I only met with the one oncologist who has been treating me for five years. He was the one who prescribed Folfox for me in 2017. He understood my case. His opinion was to try Folfiri for two reasons (i) It is different from Folfox which I already tried in 2017 (ii) hitting the body hard with chemo would reduce chances for recurrences. So he prescribed 12 rounds of Folfiri which I thought was too much. I asked him about it but he was firm in his recommendation. He initially thought that he might add ongoing chemo but after seeing CT and CEA results from April 2022 (which he called excellent), did not prescribe further chemo.
Question: How many weeks after surgery before chemo?
Four weeks. Surgery was on Oct 1, 2021 and Chemo started the first week of November 2021. I was very weak and had had bowel control issues at the time of the start of chemo. But I decided to bite down on my difficulties and start the chemo to improve my chances of living longer. Now it is all a blur.

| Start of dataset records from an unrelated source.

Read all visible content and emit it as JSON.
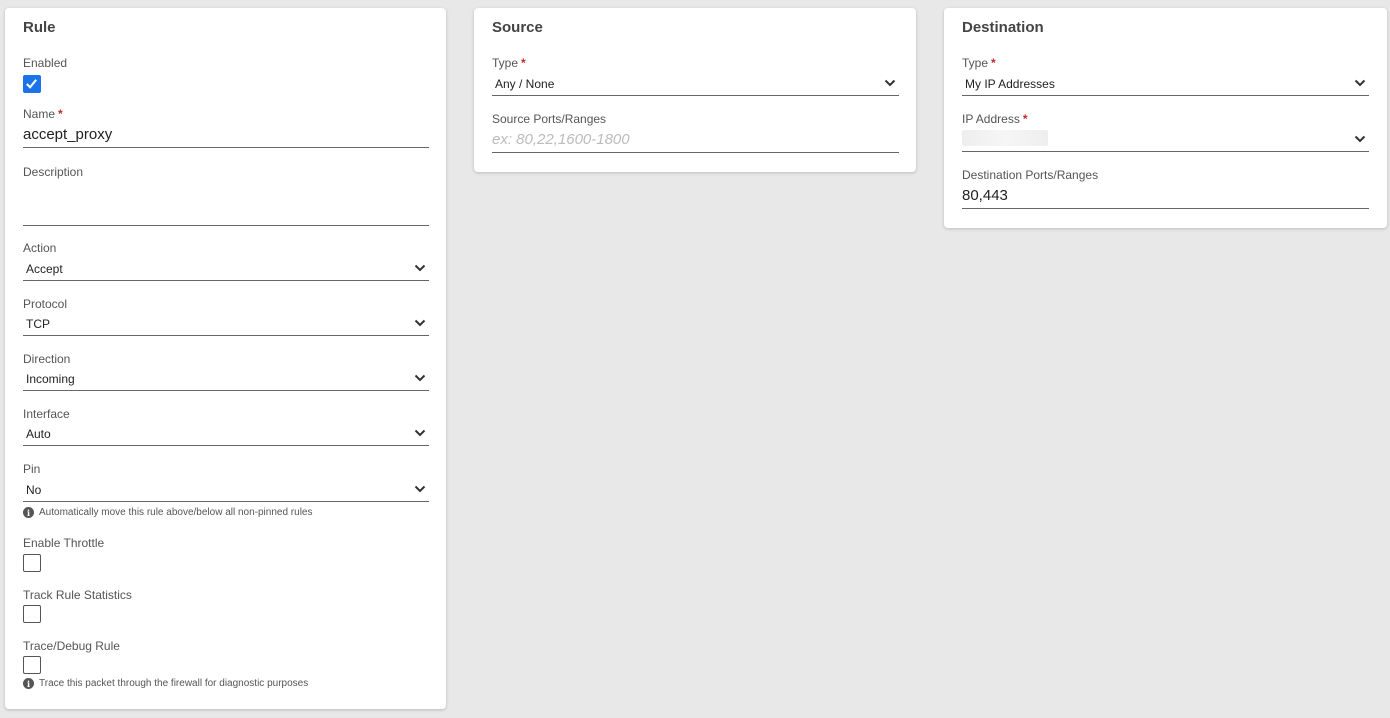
{
  "rule": {
    "title": "Rule",
    "enabled": {
      "label": "Enabled",
      "checked": true
    },
    "name": {
      "label": "Name",
      "value": "accept_proxy"
    },
    "description": {
      "label": "Description",
      "value": ""
    },
    "action": {
      "label": "Action",
      "value": "Accept"
    },
    "protocol": {
      "label": "Protocol",
      "value": "TCP"
    },
    "direction": {
      "label": "Direction",
      "value": "Incoming"
    },
    "interface": {
      "label": "Interface",
      "value": "Auto"
    },
    "pin": {
      "label": "Pin",
      "value": "No",
      "hint": "Automatically move this rule above/below all non-pinned rules"
    },
    "throttle": {
      "label": "Enable Throttle",
      "checked": false
    },
    "statistics": {
      "label": "Track Rule Statistics",
      "checked": false
    },
    "trace": {
      "label": "Trace/Debug Rule",
      "checked": false,
      "hint": "Trace this packet through the firewall for diagnostic purposes"
    }
  },
  "source": {
    "title": "Source",
    "type": {
      "label": "Type",
      "value": "Any / None"
    },
    "ports": {
      "label": "Source Ports/Ranges",
      "placeholder": "ex: 80,22,1600-1800",
      "value": ""
    }
  },
  "destination": {
    "title": "Destination",
    "type": {
      "label": "Type",
      "value": "My IP Addresses"
    },
    "ip": {
      "label": "IP Address",
      "value": ""
    },
    "ports": {
      "label": "Destination Ports/Ranges",
      "value": "80,443"
    }
  },
  "required_marker": "*",
  "info_icon_glyph": "i",
  "colors": {
    "accent": "#1a73e8",
    "required": "#c62828",
    "background": "#e8e8e8"
  }
}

Question: what was your view of the hospital and doctors' stature and (special) quality before surgery and did you feel like there was much choice (vs work, timing, distance, big city/medical center access, HMO/insurance)?[/quote]

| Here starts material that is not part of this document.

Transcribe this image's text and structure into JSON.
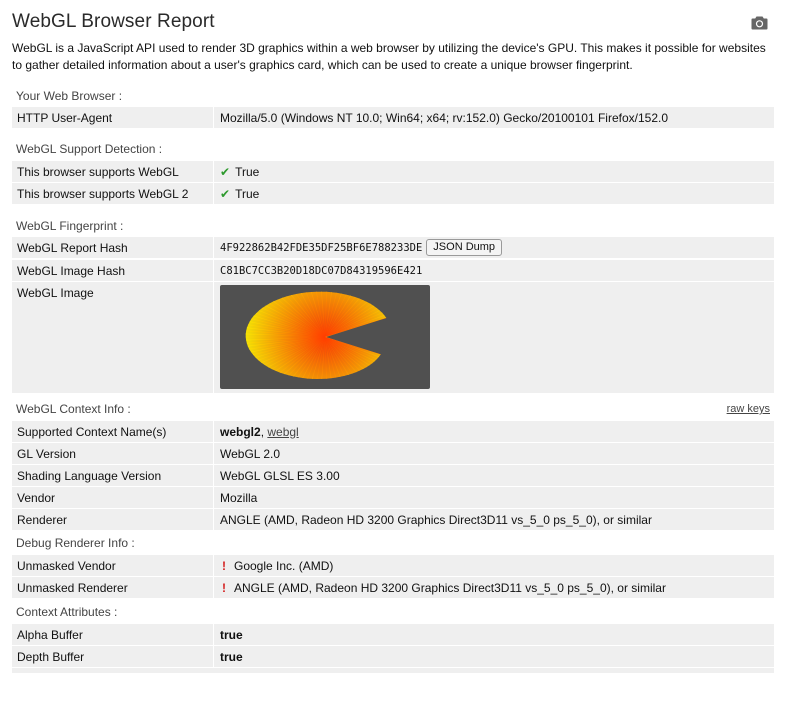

Both the oncologist and the surgeon were very cordial and supportive before and after the procedures. They have fellowships from Johns Hopkins, Cleveland Clinic etc. Both are teaching faculty as well. I had consulted a radiologist too but she said that the new tumor was in the same field as the prior radiation in 2017 and so it is not ideal to radiate there again. These three people met at a tumor board meeting at the hospital with other doctors and decided on my treatment plan. However I have alienated the surgeon now with my repeated communications with her office regarding my post-surgery complications. I also asked her why the lymph nodes removed during surgery had no cancer but the PET and biopsy indicated it. She responded that images are images and do not have 100% accuracy. I took time off work during surgery and six months of chemo. I was able to return to the same job, fortunately. This cancer center is about 15 miles from my residence. So I did not have much travel issues. But I could not drive after the surgery for many months due to 'foot drop'. My wife took me to most appointments. At other times, I used Uber. Now I have learned to drive with my left and right feet, the left foot compensating for right foot's issues. I did not have much trouble with insurance. I could have consulted more surgeons but I felt that time was slipping away and the more I wait for surgery, the more the cancer would spread. I was very upset and had lost my energy to run after more surgeons. I had trouble with Folfiri. I lost all hair, became bald and had frequent bowel issues- sometimes it was diarrhea, sometimes it was constipation. There were some accidents.
My continued walking problems (I use a walking stick now and cant walk fast) and my poor bowel control in the morning (up to 10 am) have me frustrated. These are due to two nerves injured during the surgery. EMG tests say that the nerves were injured but not severed. I am double thinking everything, overanalyzing. Perhaps all my treatments were correct and were the best course of action for me. I know that I have been more fortunate than many cancer patients in the world and I should be grateful for the treatment I received. I am not a very outspoken person. Sometimes I think that this trait has prevented me from being a very good advocate for myself.